The European economy will show little improvement in 2013, but there is cause for tempered optimism about the year ahead, the Emerging Trends report claims.

The European economy will show little improvement in 2013, but there is cause for tempered optimism about the year ahead, the Emerging Trends report claims.

Overall, survey participants were more pessimistic about the outlook for European cities’ property markets than they have been since 2004 and 45% of the respondents expect capital values to remain stagnant until 2017. However, approximately 80% of the respondents polled for the report were upbeat about prospects for their own business.

The tempered optimism is a result of real estate companies restructuring their business over the past five years and now beginning to deploy new strategies to profit in challenging economic and property market conditions. This adaptation to the ‘new norm’ sees businesses mitigating risks wherever possible and focusing capital on specific assets and opportunities rather than adopting pan-regional or sector specific investment positions.

The Emerging Trends report is published annually by the Urban Land Institute (ULI) and PwC. This year's edition marks the 10th anniversary of the survey.

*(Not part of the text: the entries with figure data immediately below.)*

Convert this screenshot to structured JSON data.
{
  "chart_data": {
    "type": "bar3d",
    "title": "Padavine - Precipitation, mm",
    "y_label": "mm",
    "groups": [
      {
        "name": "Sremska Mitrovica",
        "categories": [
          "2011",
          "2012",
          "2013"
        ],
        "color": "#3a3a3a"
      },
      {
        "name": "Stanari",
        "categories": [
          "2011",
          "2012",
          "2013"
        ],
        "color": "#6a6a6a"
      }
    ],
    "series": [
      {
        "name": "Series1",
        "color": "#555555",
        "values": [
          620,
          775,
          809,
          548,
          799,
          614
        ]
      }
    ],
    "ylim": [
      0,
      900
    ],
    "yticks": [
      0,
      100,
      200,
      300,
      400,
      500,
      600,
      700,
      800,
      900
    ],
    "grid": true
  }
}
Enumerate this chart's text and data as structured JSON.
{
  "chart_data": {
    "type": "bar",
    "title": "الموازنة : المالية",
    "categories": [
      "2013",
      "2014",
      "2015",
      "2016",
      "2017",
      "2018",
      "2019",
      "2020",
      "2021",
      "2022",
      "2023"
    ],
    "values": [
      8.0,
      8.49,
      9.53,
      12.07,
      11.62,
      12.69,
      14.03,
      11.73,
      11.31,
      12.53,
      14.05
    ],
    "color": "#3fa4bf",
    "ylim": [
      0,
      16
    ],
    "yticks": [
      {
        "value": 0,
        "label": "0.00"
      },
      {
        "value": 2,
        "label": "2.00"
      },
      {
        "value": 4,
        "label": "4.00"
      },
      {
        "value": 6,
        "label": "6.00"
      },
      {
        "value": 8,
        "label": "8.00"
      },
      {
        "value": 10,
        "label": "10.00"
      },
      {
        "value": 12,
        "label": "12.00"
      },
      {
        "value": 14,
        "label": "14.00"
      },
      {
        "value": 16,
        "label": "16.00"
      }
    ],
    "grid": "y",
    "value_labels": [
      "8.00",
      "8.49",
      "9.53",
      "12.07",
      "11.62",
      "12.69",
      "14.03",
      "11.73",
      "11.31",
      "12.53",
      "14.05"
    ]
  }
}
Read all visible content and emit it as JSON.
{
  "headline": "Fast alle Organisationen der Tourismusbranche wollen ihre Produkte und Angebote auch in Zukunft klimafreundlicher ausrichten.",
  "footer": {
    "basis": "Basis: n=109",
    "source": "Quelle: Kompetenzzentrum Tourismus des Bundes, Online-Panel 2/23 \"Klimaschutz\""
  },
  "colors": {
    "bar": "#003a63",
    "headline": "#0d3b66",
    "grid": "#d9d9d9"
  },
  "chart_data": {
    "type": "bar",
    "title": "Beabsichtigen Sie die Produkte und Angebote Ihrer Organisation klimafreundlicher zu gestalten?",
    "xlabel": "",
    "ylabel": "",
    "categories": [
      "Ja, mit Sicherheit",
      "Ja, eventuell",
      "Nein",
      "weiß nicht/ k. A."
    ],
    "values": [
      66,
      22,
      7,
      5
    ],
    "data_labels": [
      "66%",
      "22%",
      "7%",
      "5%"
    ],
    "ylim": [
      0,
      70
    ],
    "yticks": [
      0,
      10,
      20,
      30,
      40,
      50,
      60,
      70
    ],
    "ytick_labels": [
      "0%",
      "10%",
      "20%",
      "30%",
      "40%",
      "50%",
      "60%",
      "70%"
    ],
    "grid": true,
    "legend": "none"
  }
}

'Almost five years since the start of the financial crisis, real estate investors remain cautious about capital deployment and the availability of debt,' noted Joe Montgomery, chief executive of ULI Europe. 'As a result, investors are focusing on the harder to find opportunities in blue-chip cities such as Munich, Berlin, London and Paris rather than turning to secondary locations in search of higher returns.'

Simon Hardwick, real estate partner at PwC Legal, said: 'Our report shows that real estate investors are approaching opportunities with a new mindset, conscious that the environment in which they are operating is ‘the new normal’ and is set to stay the same for some time yet. Investors face ongoing challenges but are cautiously optimistic about their prospects for the first time in many years.'

One of the areas causing the industry the most concern is the availability of debt and the estimated £350-600 bn (€427-854 bn) lending gap caused by the banks continuing to undertake a structural reduction in commercial real estate lending. The report shows that up to 43% of businesses found it harder to secure debt during 2012, with 56% of the industry expecting there to be less debt available for refinancing and new investment in 2013.

This pessimism is particularly felt in Portugal, Greece and the Benelux countries although a reduction in debt availability is also expected in Spain, Italy and Turkey. In contrast, over 60% of businesses in the UK expect an unchanged or improved borrowing environment, even though individual banks remain reluctant to act as sole lenders on deals of more than £50 mln.